The novel had been out for a couple of years by then, and I had seen its author, Jackie Susann, on all the talk shows. I loved her throaty, Pucci-wearing glamour and yet, always aware of my own audience, knew that I was going to have to do a hatchet job on the book if I wanted an A on the report. Don't get me wrong. I loved reading every word of it. Jackie Susann was no Robert Bolt. She was easier to figure out. I'd lie out in one of my grandparents' green-and-white chaise longue lawn chairs in the backyard and read the chapters of the bitchy show biz saga, filled with pill popping and hot sex, while Kim and Karole played basketball at our goal attached to a creosote pole
next to the Derricks' cow pasture. During the last week in March, on the day after my birthday, Dave Marler (who later became an all-SEC quarterback at Mississippi State and a star of the Canadian football league with the Hamilton Tiger-Cats) and Bobby Thompson, both invited by Kim, came walking by me to fish in our pond as I was sunning in my bathing suit and finishing up the Susann. I was lying on my stomach feeling my hard-on, a perpetual one in those days, pressing against the lawn chair's plastic meshing. The combination of Susann's prose and Bobby's shirtless presence out by the pond, where he was casting his rod and reel, racked my body with a rush of hormones I had not known was humanly possible. When Bobby whooped at catching his second bass, I ejaculated without even touching myself, my fingers pressing down on the last of Susann's pages as I also pressed my body more forcefully against the mesh. I remember reading these two words as it happened—
civil war
—and, once I was over the pleasant shock of it all, grinning to myself (overly aware even then of my surroundings) at how appropriately Southern it all was: those words, the algae-scummed bass pond, my Mississippi backyard, the feelings that could get me lynched if I let on to why more than my heart leapt at that shirtless sight of a blond-haired boy named Bobby. As I contemplated writing this book, I looked up those two words again in Susann's novel when that memory came washing back over me. Could I have made them up, during all the times I recalled that moment when falling asleep at night and trying to lull myself into a dream state with thoughts of times in my life—some only as long as seconds—when happiness seemed possible?

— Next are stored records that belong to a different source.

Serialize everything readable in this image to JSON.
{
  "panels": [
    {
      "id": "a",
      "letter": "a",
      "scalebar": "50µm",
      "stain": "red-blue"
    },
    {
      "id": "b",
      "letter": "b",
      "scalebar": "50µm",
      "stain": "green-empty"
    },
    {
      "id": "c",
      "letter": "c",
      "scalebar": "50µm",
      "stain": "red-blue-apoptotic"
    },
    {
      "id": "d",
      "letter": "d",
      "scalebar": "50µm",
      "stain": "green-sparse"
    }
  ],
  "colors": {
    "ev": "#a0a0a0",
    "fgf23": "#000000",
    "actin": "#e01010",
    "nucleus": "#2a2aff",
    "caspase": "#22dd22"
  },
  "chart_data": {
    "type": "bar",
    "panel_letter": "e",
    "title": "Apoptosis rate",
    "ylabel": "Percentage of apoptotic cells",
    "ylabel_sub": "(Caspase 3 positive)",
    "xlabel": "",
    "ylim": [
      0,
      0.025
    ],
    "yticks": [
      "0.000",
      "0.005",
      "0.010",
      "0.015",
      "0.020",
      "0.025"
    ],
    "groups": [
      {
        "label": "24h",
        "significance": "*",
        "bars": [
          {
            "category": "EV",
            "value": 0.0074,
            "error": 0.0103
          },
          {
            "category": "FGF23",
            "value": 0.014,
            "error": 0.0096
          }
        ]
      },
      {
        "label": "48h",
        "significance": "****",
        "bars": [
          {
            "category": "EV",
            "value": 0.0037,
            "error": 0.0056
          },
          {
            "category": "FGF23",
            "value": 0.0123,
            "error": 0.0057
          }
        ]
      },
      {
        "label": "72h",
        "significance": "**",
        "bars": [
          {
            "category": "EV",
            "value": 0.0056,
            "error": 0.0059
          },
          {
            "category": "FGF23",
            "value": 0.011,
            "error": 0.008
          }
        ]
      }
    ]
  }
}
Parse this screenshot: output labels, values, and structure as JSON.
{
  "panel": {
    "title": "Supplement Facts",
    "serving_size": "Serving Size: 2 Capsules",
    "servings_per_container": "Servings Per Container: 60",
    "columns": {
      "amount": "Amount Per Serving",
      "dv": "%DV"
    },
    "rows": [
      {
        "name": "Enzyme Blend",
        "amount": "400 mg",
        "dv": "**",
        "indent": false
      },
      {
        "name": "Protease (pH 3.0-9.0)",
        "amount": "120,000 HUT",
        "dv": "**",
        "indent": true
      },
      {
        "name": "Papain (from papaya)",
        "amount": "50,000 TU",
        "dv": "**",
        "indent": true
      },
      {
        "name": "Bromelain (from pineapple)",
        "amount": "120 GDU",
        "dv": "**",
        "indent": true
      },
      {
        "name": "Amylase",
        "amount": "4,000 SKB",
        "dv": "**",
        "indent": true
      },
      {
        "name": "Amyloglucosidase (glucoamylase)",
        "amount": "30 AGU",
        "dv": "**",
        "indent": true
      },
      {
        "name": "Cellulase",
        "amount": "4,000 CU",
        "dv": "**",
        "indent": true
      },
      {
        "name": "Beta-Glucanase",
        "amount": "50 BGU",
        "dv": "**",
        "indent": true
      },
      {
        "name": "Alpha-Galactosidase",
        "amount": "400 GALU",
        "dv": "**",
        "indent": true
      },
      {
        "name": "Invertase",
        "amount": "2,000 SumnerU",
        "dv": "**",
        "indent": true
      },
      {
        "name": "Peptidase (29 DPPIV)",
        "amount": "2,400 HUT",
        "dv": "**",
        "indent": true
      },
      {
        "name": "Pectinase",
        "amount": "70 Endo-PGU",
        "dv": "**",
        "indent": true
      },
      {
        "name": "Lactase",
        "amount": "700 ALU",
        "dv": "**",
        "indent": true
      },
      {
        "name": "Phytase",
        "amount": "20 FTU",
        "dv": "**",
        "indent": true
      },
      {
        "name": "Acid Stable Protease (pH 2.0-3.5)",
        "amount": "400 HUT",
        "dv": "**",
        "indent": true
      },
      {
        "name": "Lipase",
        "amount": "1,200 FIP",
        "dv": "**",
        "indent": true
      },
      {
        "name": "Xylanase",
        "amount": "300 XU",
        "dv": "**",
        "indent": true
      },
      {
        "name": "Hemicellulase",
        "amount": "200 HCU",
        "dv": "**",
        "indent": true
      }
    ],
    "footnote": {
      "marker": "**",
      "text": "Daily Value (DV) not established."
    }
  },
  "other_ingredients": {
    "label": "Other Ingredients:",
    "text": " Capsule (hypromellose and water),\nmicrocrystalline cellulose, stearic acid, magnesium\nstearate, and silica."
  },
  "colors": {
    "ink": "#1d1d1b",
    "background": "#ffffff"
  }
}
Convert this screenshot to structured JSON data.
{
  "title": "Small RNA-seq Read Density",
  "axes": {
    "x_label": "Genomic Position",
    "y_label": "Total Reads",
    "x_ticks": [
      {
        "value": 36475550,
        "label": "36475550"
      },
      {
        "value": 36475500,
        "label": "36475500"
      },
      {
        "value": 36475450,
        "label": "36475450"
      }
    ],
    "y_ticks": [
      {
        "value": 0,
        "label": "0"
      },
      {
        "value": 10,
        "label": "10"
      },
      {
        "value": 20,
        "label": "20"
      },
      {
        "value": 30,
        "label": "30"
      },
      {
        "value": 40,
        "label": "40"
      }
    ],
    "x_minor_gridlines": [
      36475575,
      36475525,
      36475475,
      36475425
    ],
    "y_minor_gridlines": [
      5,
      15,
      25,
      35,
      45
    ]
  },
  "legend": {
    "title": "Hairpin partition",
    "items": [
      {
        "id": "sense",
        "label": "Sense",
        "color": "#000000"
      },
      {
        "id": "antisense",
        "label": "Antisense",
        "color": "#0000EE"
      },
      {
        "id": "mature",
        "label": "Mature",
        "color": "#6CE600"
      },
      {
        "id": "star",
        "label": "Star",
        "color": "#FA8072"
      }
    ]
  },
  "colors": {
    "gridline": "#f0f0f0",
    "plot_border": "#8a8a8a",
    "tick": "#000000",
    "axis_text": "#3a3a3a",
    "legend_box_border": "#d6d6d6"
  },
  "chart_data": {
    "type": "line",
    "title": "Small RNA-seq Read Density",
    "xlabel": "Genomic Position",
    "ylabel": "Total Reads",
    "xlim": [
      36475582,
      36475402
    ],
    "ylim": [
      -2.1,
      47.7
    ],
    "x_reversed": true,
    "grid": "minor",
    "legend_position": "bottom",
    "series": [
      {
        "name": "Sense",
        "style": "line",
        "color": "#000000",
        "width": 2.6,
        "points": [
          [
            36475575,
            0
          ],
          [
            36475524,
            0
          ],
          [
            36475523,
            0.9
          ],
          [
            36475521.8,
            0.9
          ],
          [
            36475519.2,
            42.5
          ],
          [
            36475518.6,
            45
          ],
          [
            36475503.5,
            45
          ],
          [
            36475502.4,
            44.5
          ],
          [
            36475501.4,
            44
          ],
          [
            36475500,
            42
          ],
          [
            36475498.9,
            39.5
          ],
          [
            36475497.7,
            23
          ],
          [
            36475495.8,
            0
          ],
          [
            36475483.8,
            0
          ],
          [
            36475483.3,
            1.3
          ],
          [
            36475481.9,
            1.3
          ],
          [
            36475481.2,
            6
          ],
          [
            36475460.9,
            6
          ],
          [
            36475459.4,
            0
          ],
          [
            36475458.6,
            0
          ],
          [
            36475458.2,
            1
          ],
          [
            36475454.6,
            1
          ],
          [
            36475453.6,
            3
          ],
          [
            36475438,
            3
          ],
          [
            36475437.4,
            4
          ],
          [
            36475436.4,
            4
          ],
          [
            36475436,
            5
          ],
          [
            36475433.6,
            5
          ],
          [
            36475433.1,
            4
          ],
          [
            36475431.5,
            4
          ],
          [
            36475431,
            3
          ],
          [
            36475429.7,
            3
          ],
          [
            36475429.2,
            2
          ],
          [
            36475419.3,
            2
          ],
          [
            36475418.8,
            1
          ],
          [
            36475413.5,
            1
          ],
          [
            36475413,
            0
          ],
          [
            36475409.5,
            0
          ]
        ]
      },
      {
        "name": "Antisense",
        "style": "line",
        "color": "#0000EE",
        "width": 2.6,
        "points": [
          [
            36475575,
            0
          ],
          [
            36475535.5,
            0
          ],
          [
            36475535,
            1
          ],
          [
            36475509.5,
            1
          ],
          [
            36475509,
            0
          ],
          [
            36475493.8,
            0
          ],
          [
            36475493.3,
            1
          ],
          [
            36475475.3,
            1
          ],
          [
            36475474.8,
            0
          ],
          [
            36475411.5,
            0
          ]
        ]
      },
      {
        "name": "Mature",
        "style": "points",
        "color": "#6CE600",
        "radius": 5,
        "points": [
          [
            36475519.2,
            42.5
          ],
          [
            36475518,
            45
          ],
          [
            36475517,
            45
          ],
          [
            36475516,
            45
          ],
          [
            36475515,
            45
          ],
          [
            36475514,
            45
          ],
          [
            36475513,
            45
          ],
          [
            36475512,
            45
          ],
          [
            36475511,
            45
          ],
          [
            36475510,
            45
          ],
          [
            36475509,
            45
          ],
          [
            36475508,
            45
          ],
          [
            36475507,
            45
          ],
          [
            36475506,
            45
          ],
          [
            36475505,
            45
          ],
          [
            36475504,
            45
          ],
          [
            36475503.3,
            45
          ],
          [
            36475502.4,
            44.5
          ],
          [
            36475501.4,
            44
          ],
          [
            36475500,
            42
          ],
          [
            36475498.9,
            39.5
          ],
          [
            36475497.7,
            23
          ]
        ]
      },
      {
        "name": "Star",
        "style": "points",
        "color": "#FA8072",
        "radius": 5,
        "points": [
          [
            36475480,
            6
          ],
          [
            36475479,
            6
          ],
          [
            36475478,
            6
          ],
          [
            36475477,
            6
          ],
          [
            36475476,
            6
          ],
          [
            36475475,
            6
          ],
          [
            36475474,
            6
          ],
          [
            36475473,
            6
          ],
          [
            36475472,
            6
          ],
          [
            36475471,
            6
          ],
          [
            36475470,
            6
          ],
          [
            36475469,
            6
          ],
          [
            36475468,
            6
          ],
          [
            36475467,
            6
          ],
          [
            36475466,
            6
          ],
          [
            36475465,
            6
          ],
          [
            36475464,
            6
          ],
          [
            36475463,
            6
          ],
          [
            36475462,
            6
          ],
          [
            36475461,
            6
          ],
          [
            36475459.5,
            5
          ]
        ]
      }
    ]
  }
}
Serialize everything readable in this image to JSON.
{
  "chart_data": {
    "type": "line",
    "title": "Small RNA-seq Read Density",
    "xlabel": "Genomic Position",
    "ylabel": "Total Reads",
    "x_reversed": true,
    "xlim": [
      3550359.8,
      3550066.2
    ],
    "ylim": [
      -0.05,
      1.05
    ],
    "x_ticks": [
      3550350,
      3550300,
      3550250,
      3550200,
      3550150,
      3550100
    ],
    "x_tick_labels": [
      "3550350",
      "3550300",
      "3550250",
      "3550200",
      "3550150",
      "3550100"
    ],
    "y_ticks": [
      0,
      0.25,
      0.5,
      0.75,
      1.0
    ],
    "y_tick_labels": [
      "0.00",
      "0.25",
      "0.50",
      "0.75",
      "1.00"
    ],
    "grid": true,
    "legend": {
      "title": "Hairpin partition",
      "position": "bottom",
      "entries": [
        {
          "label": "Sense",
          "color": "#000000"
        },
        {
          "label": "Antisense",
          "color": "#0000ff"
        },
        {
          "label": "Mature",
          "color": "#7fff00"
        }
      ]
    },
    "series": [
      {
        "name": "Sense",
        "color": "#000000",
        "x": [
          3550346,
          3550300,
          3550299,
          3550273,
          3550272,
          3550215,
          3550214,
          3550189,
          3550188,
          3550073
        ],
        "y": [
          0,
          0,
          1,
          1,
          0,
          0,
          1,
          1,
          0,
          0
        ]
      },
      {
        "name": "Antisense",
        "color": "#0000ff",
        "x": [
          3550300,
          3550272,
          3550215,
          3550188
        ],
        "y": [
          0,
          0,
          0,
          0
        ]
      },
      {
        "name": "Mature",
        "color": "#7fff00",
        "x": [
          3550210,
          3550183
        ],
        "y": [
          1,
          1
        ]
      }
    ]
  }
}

Sure enough, there they were—”civil” and “war”—two words that every Southern boy, whether a sissy or not, is confronted with more than any others as he matures and takes on a more modern world. “ ‘It's like a civil war with her emotions against her talent and physical strength,' ” Susann wrote. “ ‘One side had to give. Something had to be destroyed.' ” It was her character Anne speaking of another character, Neely. But she could have just as easily
been describing that sixth-grade boy who somehow sensed he belonged in that book and not in a place that still suffered from a hundred-year-old defeat, a place that had not matured, had not become, not really, more modern. Except for gasoline-powered vehicles and cathode-ray tubes, the Mississippi of the 1960s could have just as easily been the same as the one that existed in the 1860s, slavery no longer a “necessary evil,” as it was so often described by my history teachers, but the attitudes of slave owners still so deeply inculcated within the culture that I half-expected to see Scarlett O'Hara shopping at Thomas Great M or Jefferson Davis serving on a jury up at the county court house that anchored Forest's town square.